Indeed. A certificate-based scheme would be more trustworthy, because the issuer isn't contacted on every login and so can't track where you've used the certificate. You *would* have to trust that they only issue one certificate for any given DN, or at least that they ensure that they all go to the same authenticated user, or that they revoke ones that have been replaced. But a data aggregator might still be able to connect dots that you might not want connected.
I would *not* trust that the DN represents any particular human, only that it's the same certificate that was used to set up the authentication.
But your level of trust and my level of trust are not immediately important. What's important is that it's not silly to trust such an organization and its certificates.

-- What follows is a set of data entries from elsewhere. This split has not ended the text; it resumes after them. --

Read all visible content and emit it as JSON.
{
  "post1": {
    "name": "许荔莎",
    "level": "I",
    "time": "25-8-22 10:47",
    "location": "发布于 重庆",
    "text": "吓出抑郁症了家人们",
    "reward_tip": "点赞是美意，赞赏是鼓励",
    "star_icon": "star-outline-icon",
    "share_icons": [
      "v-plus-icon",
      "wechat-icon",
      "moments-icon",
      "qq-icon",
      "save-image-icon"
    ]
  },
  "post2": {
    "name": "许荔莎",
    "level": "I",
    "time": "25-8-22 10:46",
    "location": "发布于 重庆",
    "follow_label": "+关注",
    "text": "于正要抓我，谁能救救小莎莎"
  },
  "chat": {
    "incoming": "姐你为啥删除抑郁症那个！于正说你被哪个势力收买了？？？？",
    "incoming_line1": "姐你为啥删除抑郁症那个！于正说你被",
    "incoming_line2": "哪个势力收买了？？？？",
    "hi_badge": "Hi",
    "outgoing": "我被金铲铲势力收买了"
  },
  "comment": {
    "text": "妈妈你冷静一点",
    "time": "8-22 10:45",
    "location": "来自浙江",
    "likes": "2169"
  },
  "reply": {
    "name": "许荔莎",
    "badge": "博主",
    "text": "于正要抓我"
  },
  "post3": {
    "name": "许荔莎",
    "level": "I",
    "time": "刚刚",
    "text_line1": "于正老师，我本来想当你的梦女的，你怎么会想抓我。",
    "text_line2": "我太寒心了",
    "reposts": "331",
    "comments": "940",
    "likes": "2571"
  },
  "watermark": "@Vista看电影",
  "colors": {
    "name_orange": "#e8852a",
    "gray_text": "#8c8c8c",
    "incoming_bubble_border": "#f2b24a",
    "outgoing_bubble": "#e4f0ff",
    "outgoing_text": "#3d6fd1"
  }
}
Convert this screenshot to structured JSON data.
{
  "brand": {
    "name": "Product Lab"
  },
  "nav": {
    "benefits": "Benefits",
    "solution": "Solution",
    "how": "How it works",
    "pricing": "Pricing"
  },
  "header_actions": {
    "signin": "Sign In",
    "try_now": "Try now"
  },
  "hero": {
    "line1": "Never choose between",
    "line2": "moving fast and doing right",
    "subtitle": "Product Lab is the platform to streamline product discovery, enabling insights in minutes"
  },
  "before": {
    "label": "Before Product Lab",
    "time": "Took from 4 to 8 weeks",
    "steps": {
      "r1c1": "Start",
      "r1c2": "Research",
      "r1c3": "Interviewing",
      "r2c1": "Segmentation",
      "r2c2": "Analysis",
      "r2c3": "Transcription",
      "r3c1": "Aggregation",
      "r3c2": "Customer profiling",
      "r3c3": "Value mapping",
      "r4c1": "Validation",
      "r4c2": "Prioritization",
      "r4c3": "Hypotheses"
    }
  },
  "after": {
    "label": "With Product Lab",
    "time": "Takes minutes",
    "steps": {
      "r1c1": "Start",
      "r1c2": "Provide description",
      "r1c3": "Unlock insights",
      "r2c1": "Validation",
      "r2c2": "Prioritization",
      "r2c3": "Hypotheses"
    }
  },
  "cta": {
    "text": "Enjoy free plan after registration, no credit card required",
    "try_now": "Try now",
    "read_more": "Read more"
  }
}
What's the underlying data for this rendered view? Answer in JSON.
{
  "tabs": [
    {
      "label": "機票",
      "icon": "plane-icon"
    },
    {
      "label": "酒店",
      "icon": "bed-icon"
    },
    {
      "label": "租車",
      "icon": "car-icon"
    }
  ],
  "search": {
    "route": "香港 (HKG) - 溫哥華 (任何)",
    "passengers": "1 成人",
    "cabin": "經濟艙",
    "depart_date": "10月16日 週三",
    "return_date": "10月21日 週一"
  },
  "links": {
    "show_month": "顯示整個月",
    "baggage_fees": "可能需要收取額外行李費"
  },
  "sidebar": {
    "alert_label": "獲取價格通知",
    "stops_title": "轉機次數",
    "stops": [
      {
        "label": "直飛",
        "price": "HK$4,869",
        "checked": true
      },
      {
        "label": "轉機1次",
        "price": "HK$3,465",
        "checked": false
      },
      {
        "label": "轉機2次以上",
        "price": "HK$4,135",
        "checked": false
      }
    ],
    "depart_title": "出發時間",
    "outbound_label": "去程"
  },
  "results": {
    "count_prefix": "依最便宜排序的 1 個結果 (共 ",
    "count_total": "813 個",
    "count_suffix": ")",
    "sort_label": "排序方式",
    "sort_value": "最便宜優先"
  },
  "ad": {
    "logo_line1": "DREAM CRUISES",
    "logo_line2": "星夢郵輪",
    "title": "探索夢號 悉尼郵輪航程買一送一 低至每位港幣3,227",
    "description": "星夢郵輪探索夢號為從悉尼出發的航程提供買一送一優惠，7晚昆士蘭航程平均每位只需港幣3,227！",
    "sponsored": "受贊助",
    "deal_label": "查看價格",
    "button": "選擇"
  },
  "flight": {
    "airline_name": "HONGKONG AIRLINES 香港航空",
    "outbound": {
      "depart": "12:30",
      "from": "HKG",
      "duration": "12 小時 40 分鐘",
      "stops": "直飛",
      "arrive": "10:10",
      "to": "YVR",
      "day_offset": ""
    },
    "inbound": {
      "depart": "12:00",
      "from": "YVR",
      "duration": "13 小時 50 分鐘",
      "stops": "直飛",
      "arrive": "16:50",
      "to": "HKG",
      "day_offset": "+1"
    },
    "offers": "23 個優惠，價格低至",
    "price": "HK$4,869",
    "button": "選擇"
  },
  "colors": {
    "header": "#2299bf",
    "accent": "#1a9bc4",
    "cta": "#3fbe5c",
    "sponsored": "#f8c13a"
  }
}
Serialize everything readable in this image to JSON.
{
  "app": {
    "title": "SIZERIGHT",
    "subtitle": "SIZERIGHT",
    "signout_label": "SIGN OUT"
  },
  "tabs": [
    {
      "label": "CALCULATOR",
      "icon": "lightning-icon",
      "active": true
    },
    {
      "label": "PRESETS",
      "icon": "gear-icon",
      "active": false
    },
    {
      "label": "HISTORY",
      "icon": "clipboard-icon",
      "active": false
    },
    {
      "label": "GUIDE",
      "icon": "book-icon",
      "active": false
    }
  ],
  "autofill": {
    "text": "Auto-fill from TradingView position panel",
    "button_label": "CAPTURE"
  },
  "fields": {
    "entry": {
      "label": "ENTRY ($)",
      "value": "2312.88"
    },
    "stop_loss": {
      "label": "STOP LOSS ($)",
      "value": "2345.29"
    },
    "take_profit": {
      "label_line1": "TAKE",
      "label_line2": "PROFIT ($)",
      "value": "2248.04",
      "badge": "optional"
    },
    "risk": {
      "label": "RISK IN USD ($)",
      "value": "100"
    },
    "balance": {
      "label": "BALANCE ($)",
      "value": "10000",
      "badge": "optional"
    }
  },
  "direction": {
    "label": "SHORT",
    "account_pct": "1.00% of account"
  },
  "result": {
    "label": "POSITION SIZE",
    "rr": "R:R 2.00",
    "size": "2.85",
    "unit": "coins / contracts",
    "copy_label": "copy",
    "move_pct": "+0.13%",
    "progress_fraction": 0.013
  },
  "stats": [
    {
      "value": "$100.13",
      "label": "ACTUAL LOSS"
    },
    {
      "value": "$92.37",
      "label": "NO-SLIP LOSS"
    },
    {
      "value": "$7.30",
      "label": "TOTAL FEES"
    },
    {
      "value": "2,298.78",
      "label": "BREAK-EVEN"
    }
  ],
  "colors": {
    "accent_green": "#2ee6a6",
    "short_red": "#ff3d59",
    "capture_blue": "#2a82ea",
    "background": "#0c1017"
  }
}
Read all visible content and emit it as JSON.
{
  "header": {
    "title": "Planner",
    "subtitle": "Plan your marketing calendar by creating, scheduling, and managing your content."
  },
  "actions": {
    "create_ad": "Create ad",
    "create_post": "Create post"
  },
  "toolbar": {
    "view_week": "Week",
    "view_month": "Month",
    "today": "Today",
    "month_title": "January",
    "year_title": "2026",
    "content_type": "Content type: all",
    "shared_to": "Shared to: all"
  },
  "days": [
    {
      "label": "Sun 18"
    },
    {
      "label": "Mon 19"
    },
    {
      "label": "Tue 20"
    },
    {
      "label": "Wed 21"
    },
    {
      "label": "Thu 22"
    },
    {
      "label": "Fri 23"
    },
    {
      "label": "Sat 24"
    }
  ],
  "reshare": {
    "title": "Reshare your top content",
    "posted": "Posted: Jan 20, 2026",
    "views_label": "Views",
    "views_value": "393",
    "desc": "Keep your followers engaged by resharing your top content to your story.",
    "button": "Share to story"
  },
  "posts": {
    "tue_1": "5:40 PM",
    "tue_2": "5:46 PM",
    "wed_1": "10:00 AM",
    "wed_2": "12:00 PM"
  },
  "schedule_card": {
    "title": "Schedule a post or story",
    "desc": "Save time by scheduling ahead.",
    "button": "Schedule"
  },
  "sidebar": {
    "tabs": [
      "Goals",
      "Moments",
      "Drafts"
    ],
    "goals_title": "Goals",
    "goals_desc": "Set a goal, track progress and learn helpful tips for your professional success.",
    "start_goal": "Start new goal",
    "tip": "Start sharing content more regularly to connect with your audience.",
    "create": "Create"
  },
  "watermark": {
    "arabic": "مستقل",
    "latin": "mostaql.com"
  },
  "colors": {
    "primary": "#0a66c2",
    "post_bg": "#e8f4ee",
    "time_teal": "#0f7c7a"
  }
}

On 28/06/2023 11:59 pm, Quanah Gibson-Mount wrote:
I guess it comes to an issue of trust. I wouldn't trust Amazon, Facebook, or Google issued certificates, and I personally avoid making use of those types of integrations for username/password.
It's really hard to avoid depending on and putting some trust in third parties in computing. You say I shouldn't trust a public CA but I should trust you (OpenLDAP). The CA and OpenLDAP are both third parties to me. There is no clear winner here, and in fact, denying adopters of your software the option of choosing the CA just looks suspicious. Obviously, by using OpenLDAP, I choose to trust it's authors and by extending this trust to OpenLDAP I gain convenience. There is always a tradeoff - risk versus reward. This is my tradeoff to make, as the risk is mine and not OpenLDAP's.
By choosing to trust a public CA (a not unprecedented or unreasonable thing to do) I gain the convenience of using off-the-shelf software without burdensome installation and management overhead.
If the public CA betrays my trust and issues certificates for my domain to someone else, the system is immediately compromised. That is not OpenLDAP's fault and that risk would be present regardless of whatever trust paradigm OpenLDAP uses. Using the public CA for OpenLDAP authentication does not add to my overall risk and I believe it is a perfectly reasonable thing to do.
I am not suggesting, every user of OpenLDAP should make the same decisions I have done. Just that OpenLDAP should acknowledge the validity of my decisions and consider supporting this use case by offering a mechanism restrict the names on publicly issued client certificates.